Understanding the development of US nuclear doctrine and NATO requires understanding the western allies’ position after the end of WWII. In Britain, France and the United States, there was no political constituency, after the war was over, to remain at anything like full mobilization and so consequently the allies substantially demobilized following the war. By contrast, the USSR did not demobilize to anything like the same degree, leaving the USSR with substantial conventional military superiority in Eastern Europe (in part because, of course, Stalin and later Soviet leaders did not have to cater to public sentiment about defense spending). The USSR also ended the war having annexed several countries in whole or in part (including eastern Poland, Latvia, Lithuania, Estonia, parts of Finland and bits of Romania) and creating non-democratic puppet governments over much of the rest of Eastern Europe. American fears that the USSR planned to attempt to further extend its control were effectively confirmed in 1948 by the Russian-backed coup in Czechoslovakia creating communist one-party rule there and by the June 1948 decision by Stalin to begin the Berlin Blockade in an effort to force the allies from Berlin as a prelude to bringing all of Germany, including the allied sectors which would become West Germany (that is, the Federal Republic of Germany).

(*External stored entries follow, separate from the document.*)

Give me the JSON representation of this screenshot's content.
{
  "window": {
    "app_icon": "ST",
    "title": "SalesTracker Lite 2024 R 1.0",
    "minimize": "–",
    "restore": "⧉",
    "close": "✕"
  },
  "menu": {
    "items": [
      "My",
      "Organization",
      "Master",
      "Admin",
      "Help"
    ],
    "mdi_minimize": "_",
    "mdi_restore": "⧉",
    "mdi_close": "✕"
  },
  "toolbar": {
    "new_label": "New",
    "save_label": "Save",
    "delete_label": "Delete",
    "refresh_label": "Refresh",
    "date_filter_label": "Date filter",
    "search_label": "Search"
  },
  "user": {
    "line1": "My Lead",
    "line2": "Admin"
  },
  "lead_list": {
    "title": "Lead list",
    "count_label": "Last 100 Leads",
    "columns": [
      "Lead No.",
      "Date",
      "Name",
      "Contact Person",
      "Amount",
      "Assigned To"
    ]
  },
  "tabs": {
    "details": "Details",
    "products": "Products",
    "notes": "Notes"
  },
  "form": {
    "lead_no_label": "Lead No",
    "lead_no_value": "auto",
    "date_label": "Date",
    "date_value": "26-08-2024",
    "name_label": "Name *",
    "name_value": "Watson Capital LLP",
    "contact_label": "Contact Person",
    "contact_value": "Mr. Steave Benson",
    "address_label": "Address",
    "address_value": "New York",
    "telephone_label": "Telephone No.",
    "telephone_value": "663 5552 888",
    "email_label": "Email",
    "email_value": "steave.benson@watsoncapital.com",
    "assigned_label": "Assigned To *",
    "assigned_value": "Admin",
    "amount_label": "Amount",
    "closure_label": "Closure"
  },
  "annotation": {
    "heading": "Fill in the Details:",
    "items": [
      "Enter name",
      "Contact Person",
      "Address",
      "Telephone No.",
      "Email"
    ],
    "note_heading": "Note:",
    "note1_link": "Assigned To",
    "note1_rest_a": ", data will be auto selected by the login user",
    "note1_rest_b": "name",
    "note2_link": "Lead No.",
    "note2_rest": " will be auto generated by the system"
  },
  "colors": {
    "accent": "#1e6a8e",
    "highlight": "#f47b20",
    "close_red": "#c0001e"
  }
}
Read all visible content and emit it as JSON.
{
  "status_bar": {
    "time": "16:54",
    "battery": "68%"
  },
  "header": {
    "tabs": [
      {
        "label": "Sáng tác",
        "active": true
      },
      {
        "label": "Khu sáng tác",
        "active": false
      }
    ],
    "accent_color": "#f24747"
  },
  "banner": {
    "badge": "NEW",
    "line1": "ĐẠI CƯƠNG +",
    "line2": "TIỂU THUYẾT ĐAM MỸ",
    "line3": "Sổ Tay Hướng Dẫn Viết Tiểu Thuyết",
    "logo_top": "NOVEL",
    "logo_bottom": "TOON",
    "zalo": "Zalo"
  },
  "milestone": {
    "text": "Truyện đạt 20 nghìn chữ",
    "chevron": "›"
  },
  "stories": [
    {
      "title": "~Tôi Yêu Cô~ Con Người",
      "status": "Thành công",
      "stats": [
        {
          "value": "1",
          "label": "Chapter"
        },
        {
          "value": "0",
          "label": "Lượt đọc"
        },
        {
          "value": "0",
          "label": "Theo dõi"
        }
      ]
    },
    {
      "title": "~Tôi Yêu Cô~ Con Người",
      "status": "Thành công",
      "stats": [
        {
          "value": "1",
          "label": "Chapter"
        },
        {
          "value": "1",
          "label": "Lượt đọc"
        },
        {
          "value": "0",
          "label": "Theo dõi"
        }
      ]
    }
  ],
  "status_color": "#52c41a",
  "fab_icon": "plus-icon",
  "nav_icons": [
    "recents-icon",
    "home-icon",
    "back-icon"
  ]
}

It’s important, I think, for us to be clear-eyed here about what the USSR was during the Cold War – while the USSR made opportunistic use of anti-imperialist rhetoric against western powers (which were, it must be noted, also imperial powers), the Soviet Union was also very clearly an empire. Indeed, it was an empire of a very traditional kind, in which a core demographic (ethnic Russians were substantially over-represented in central leadership) led by an imperial elite (Communist party members) extracted resources, labor and manpower from a politically subordinated periphery (both the other Soviet Socialist Republics that composed the USSR and the Warsaw Pact countries) for the benefit of the imperial elite and the core. While the USSR presented itself as notionally federal in nature, it was in fact extremely centralized and dominated by a relatively small elite.
So when Western planners planned based on fears that the highly militarized expansionist territorial empire openly committed to an expansionist ideology and actively trying to lever out opposing governments from central (not eastern) Europe might try to expand further, they weren’t simply imagining things. This is not to say everything they did in response was wise, moral or legal; much of it wasn’t. There is a certain sort of childish error which assumes that because the “West” did some unsavory things during the Cold War, that means that the threat of the Soviet Union wasn’t real; we must put away such childish things. The fear had a very real basis.
Direct military action against the USSR with conventional forces was both politically unacceptable even before the USSR tested its first nuclear weapons – voters in Britain, France or the United States did not want another world war; two was quite enough – and also militarily impossible as Soviet forces in Europe substantially outnumbered their Western opponents. Soviet leaders, by contrast, were not nearly so constrained by public opinion (as shown by their strategic decision to limit demobilization, something the democracies simply couldn’t do).
This context – a west (soon to be NATO) that is working from the assumption that the USSR is expansionist (which it was) and that western forces would be weaker than Soviet forces in conventional warfare (which they were) – provides the foundation for how deterrence theory would develop.
Bret Devereaux, “Collections: Nuclear Deterrence 101”, A Collection of Unmitigated Pedantry, 2022-03-11.